Issue 4: What remedy (if any) is Mr Jones entitled to?

[34] Section 43(3) of the FTA provides the orders that the Tribunal can make if a person has suffered loss or damage by conduct in breach of s 9. In an appropriate case, the Tribunal can declare the sale and purchase agreement made between purchaser and trader to be void and to direct the trader to refund the purchase price of the vehicle to the purchaser.[6] Damages are also available.[7]
[35] The Supreme Court in Red Eagle held that the exercise of the power to make an order for payment under s 43 is, “a matter of doing justice to the parties in the circumstances of the particular case and in terms of the policy of the [FTA].”[8]
[36] In the present case, the evidence as to the cost of repairs that will be needed to bring the vehicle into compliance was disputed.
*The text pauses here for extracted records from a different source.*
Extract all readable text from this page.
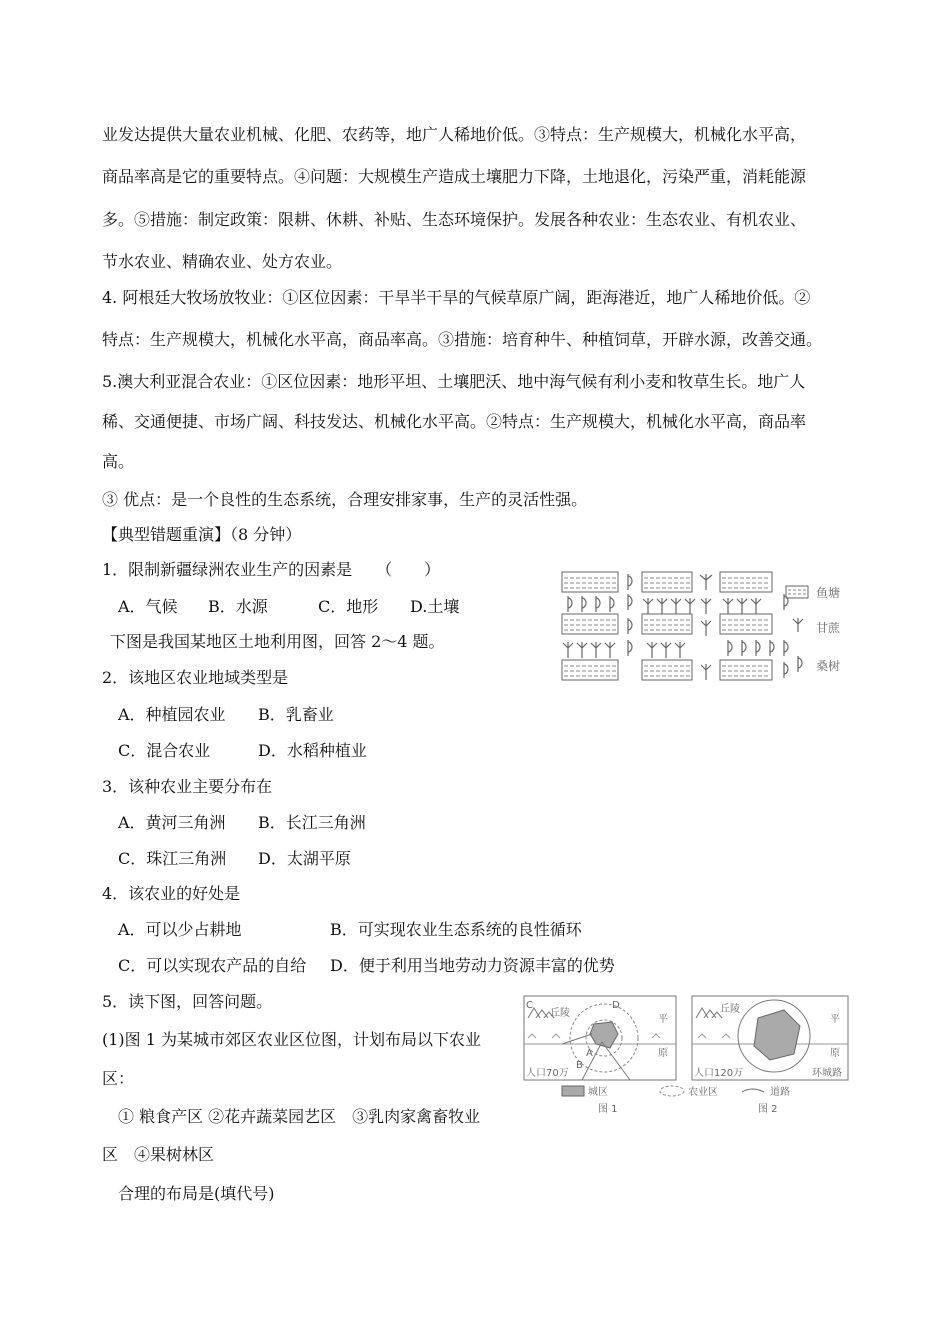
业发达提供大量农业机械、化肥、农药等，地广人稀地价低。③特点：生产规模大，机械化水平高，
商品率高是它的重要特点。④问题：大规模生产造成土壤肥力下降，土地退化，污染严重，消耗能源
多。⑤措施：制定政策：限耕、休耕、补贴、生态环境保护。发展各种农业：生态农业、有机农业、
节水农业、精确农业、处方农业。
4. 阿根廷大牧场放牧业：①区位因素：干旱半干旱的气候草原广阔，距海港近，地广人稀地价低。②
特点：生产规模大，机械化水平高，商品率高。③措施：培育种牛、种植饲草，开辟水源，改善交通。
5.澳大利亚混合农业：①区位因素：地形平坦、土壤肥沃、地中海气候有利小麦和牧草生长。地广人
稀、交通便捷、市场广阔、科技发达、机械化水平高。②特点：生产规模大，机械化水平高，商品率
高。
③ 优点：是一个良性的生态系统，合理安排家事，生产的灵活性强。
【典型错题重演】（8 分钟）
1．限制新疆绿洲农业生产的因素是　　（　　）
A．气候 B．水源	C．地形 D.土壤
下图是我国某地区土地利用图，回答 2～4 题。
2．该地区农业地域类型是
A．种植园农业 B．乳畜业
C．混合农业	D．水稻种植业
3．该种农业主要分布在
A．黄河三角洲 B．长江三角洲
C．珠江三角洲 D．太湖平原
4．该农业的好处是
A．可以少占耕地	B．可实现农业生态系统的良性循环
C．可以实现农产品的自给 D．便于利用当地劳动力资源丰富的优势
5．读下图，回答问题。
(1)图 1 为某城市郊区农业区位图，计划布局以下农业
区：
① 粮食产区 ②花卉蔬菜园艺区　③乳肉家禽畜牧业
区　④果树林区
合理的布局是(填代号)
鱼塘
甘蔗
桑树
C	D
丘陵
平
原
A
B
人口70万
丘陵
平
原
人口120万	环城路
城区	农业区	道路
图 1	图 2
It is unclear whether the damage flag will be able to be removed at all.
[37] From Mr Purvis, the evidence was that approximately $6,500 would be required to bring the vehicle into compliance.
[38] Mr Jones produced evidence that the cost of bringing the vehicle into compliance is more likely to be approximately $17,000.
[39] In a sense, this evidence is beside the point as it was accepted by both sides that Mr Jones knew the vehicle would need to be complied before he could operate it on the road. Accordingly, he must have known that he would face certain expenses before this would be possible.
[40] Rather, the more important question is the one that Mr Jones asked Mr Purvis at the outset, namely whether the vehicle would “get on the road looking exactly the way it does in the pictures and how it looks currently”. Mr Jones’ evidence was that Mr Purvis said yes, it would be able to be driven on the road looking like it did in the advertising and in the showroom, and that it had no damage.
[41] According to the Tribunal’s Assessor, Mr Dixon, this is not correct. In order to get the vehicle certified for compliance it is likely to end up as a substantially different car from the one which Mr Jones agreed to purchase.
[42] I do not accept that Mr Jones is entitled to recover any of the expenses that he has incurred in having various workshops inspect the vehicle to ascertain what work might be necessary to obtain a certificate of compliance. In my view doing justice to the parties in the circumstances of this particular case and in terms of the policy of the FTA, should recognise that Mr Jones is an experienced car collector but that he has been somewhat naïve about the purchase of this vehicle. It would not be a just outcome to make Mr Purvis pay Mr Jones for these additional costs that he has incurred largely to prove his losses in this proceeding.
[43] Rather, I consider that the most appropriate remedy is simply to declare the sale and purchase agreement between Mr Jones and Mr Purvis to be void and to direct Mr Purvis to refund Mr Jones the full purchase price of $80,000.

Conclusion

[44] Accordingly, I order Nick Purvis to pay Nicolas Jones $80,000, within 14 days of the date of this decision, following which Mr Jones must make the vehicle available for Mr Purvis to collect at his cost, if any.

J S McHerron
Adjudicator


[1] Motor Vehicle Sales Act 2003, s 90(1)(a).

[2] Motor Vehicle Sales Act 2003, s 10.

[3] Section 9(1)(a).

[4] Red Eagle Corp Ltd v Ellis [2010] NZSC 20, [2010] 2 NZLR 492 at [28].

[5] Consumer Information Standards (Used Motor Vehicles) Regulations 2008, reg 6.

[6] Fair Trading Act 1986, ss 43(3)(a)(i) and 43(3)(e).

[7] Section 43(3)(f).

[8] Red Eagle Corp Ltd v Ellis, above n 4, at [31].